Innovating starts with finding problems worth solving–challenges important to learners and their community. That means we not only must introduce young people to the world they’ll inherit, we need to give them the space and support to go deep in emerging areas of interest, to coauthor community connected projects, and experience the agency of difference making.

What young people need now are repetitions in design thinking–to repeatedly find, frame, address complex problems and deliver value to a community.

Tom Vander Ark

We’ve learned about the benefits of deliberate practice in the last 25 years. What young people need now are repetitions in design thinking–to repeatedly find, frame, address complex problems and deliver value to a community. “Learning things that matter; learning in context; learning in teams. Envisioning what has never been and doing whatever it takes to make it happen. Do that 20 times and you will be employable forever,” said Richard Miller, founding President of Olin College.

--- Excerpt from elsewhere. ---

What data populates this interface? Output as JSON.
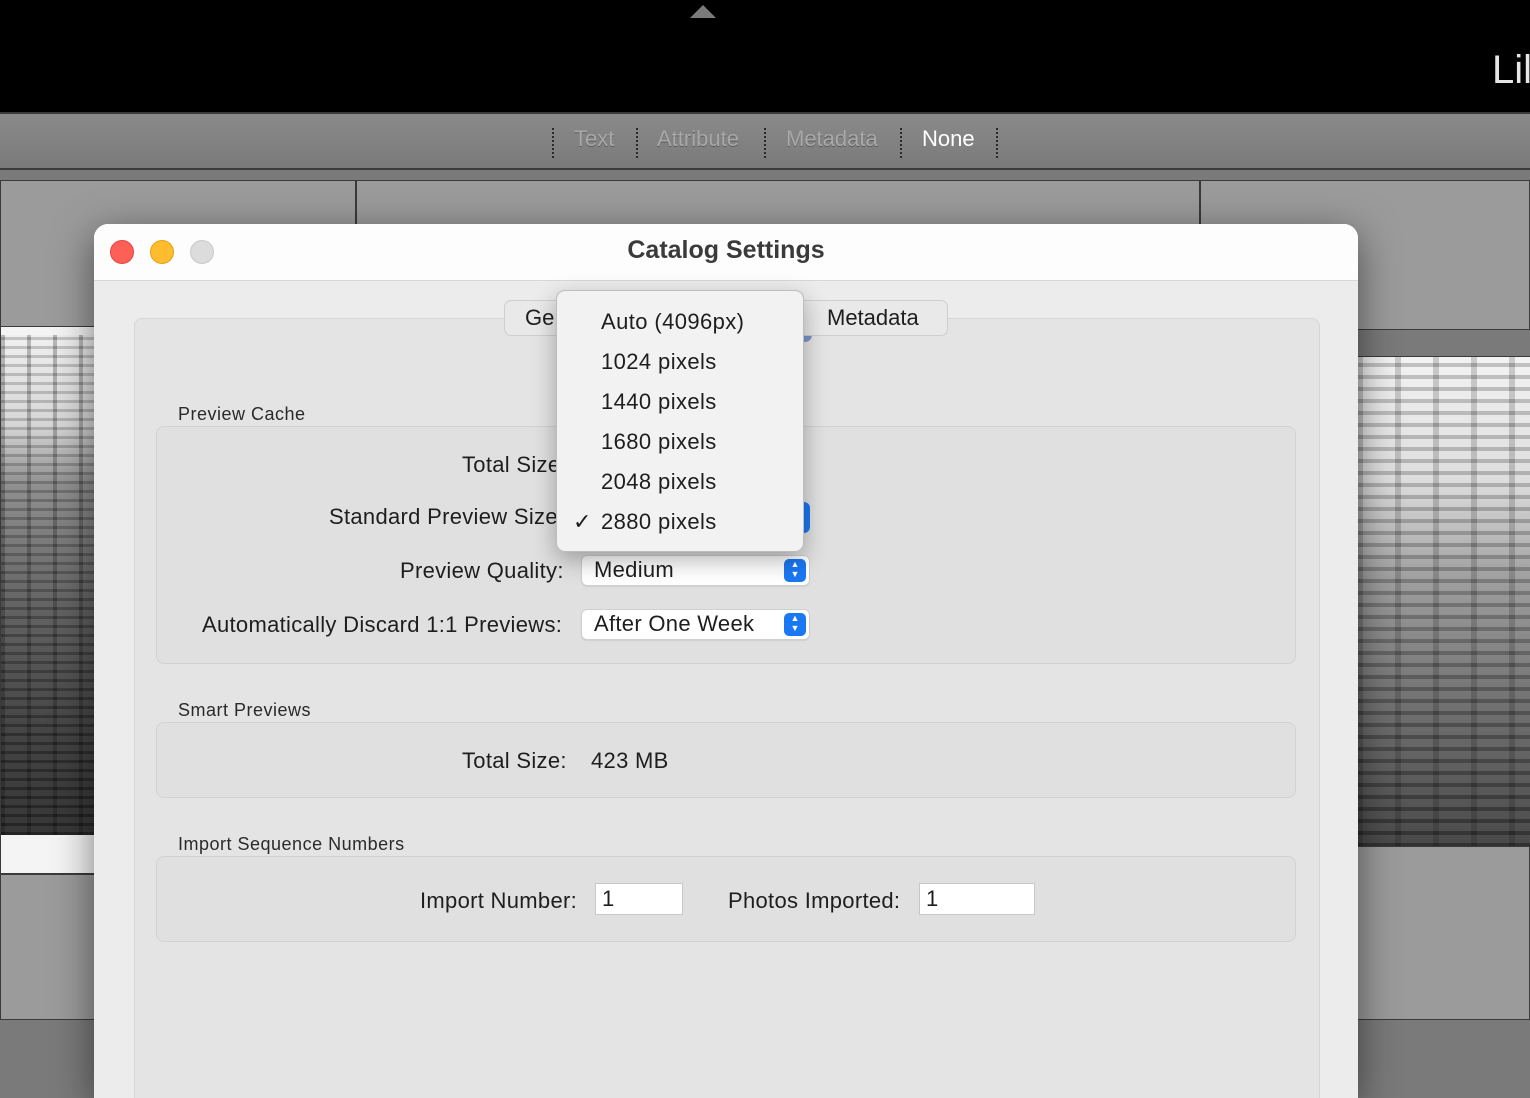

Olin, with 50 other leading schools in Engineering Unleashed, develops an entrepreneurial mindset of curiosity, connections and a focus on creating value–and it is expressed through collaboration, communication, and character. Olin students from day one are addressing new and novel challenges, doing it in teams, learning how to ask, “How might we?”  

In their new book Redefining Success, Ken Kay and Suzie Boss see thousands of community conversations yielding new elementary and secondary learning priorities. “When students and teachers have a green light to tackle meaningful challenges, contexts for student problem solving can include…sustainability, innovation, invention, entrepreneurship [and] civic engagement.”

Kay and Boss see evidence that young people “are prepared to ask hard questions, find important problems and solve them creatively, advocate for themselves and others, and engage others to partner with them.”

In metro Kansas City, 75 high schools are working together to promote Real World Learning by inviting young people to engage in community connected projects and entrepreneurial experiences. Edge, a new academy of Liberty Public Schools, invites learners into challenges aiming at the UN Sustainable Development Goals (featured image).

Across the CAPS Network, learners from 140 school districts immerse in professions-based challenges–they run emergency rooms, build airplanes, launch businesses.

In east San Diego County, Cajon Valley learners (starting in primary grades) engage in six immersive units each year where they explore real challenges in diverse teams, they meet experts, and they use smart tools to build innovative solutions. After each immersion, learners reflect on their strengths, interests, and values. Through 54 K-8 challenge cycles they gain deep personal knowledge, build relationship skills, and learn to innovate for a better world.

The new mission of school is cultivating curiosity, purpose and problem solving by inviting learners into real world challenges in diverse teams using smart tools.

There is no answer key at the end of the book for the world we share. The path forward is innovating together.